Michigan’s Consumers Energy adds more solar into consumer pilot program

Solar roof panels in MichiganMichigan utility Consumers Energy has added 21 more customers to its Experimental Advanced Renewables Program. Under the program customers install their photovoltaic systems and net-meter with Consumers Energy for any net excess generation the system produces.

The program is different than the utility’s normal net-metering program for customers that install photovoltaics on their home or business. “If they’re participating through this program they’re not eligible for the other net metering,” said Consumers Energy spokesperson Dan Bishop.
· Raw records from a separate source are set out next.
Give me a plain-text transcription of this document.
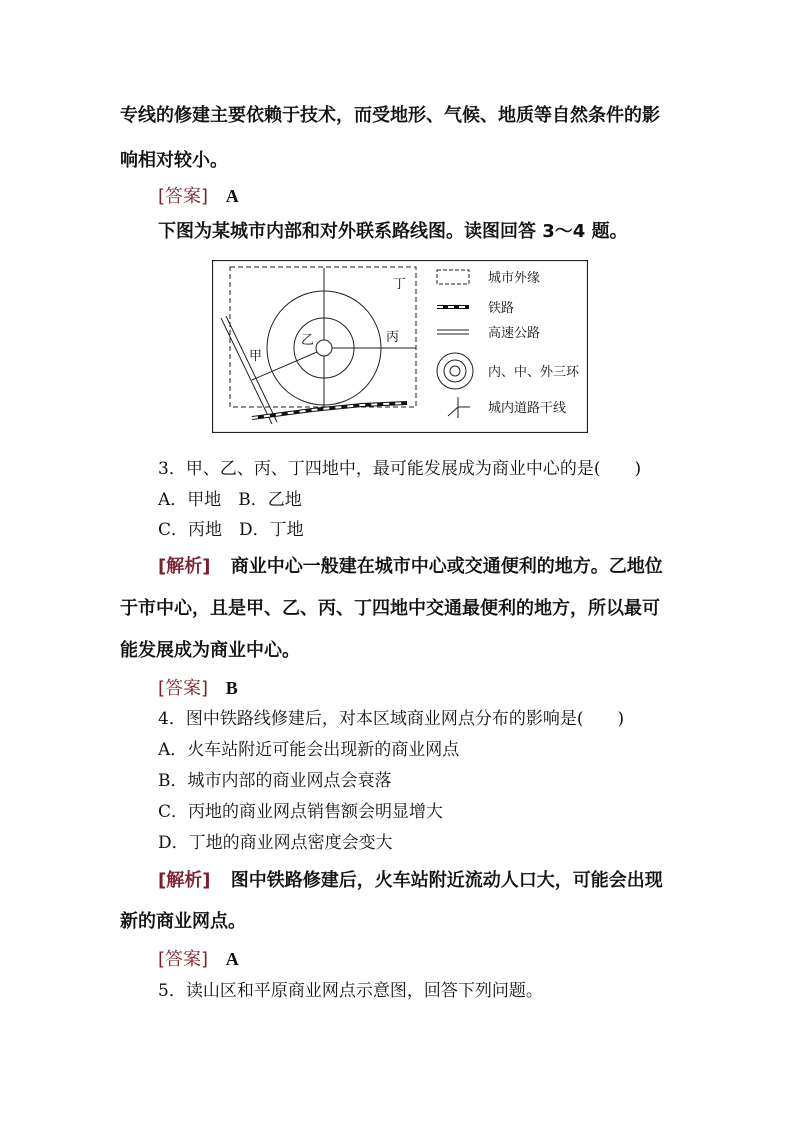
专线的修建主要依赖于技术，而受地形、气候、地质等自然条件的影
响相对较小。
[答案] A
下图为某城市内部和对外联系路线图。读图回答 3～4 题。
甲
乙	丙
丁	城市外缘
铁路
高速公路
内、中、外三环
城内道路干线
3．甲、乙、丙、丁四地中，最可能发展成为商业中心的是(　　)
A．甲地　B．乙地
C．丙地　D．丁地
[解析] 商业中心一般建在城市中心或交通便利的地方。乙地位
于市中心，且是甲、乙、丙、丁四地中交通最便利的地方，所以最可
能发展成为商业中心。
[答案] B
4．图中铁路线修建后，对本区域商业网点分布的影响是(　　)
A．火车站附近可能会出现新的商业网点
B．城市内部的商业网点会衰落
C．丙地的商业网点销售额会明显增大
D．丁地的商业网点密度会变大
[解析] 图中铁路修建后，火车站附近流动人口大，可能会出现
新的商业网点。
[答案] A
5．读山区和平原商业网点示意图，回答下列问题。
Under the utility’s normal net-metering system customers are credited at retail rate for any net-excess generation and that excess generation is carried forward on subsequent months at the customer’s retail rate.

Under the experimental advanced program customers participating are paid up to 65 cents per kilowatt hour generated by their home-sited arrays.  However, that was when the program was started in 2009. The rate is somewhat lower now.

The program was made possible by Michigan’s 2008 renewable energy law, according to Bishop. The program was made for, “Customers who want to install their own solar projects, they do the financing, the engineering, and apply for acceptance into this program,” he said.

In all the program will consist of 5.25 megawatts of photovoltaics, which was recently raised from 3.3 megawatts after the Michigan Public Service Commission allowed the expansion in May 2012.

The company opens the program up periodically to new applicants. “Periodically there’s an oversupply and we do a random drawing to determine who goes forward,” Bishop said. The program holds a random drawing on a roughly quarterly basis.

“Customers in the queue that have already been accepted, we’re roughly about halfway,” Bishop said. The program has about 170 customers enrolled, generating accumulatively 2.6 megawatts of solar. Most customers install their systems within a few months of being accepted into the program. “The customer is motivated. They have a interest in doing this, they come up with a plan,” he said.

While Michigan hosts motor city, it isn’t home to solar city. Perhaps that’s why a majority of clean energy Consumers Energy is bringing into its portfolio to meet Michigan’s requirements is wind. “We are in the process of completing a $250 million wind farm in Mesa County. We will also be building a larger wind farm in Tuscola County and buying wind from other sources,” Bishop said. At this point about 5 percent of the utility’s electricity comes from renewables. When the Mesa county facility comes online in a few months, about 7.8 percent of the utility’s generation will come from renewable sources and more when the Tuscola wind farm comes online.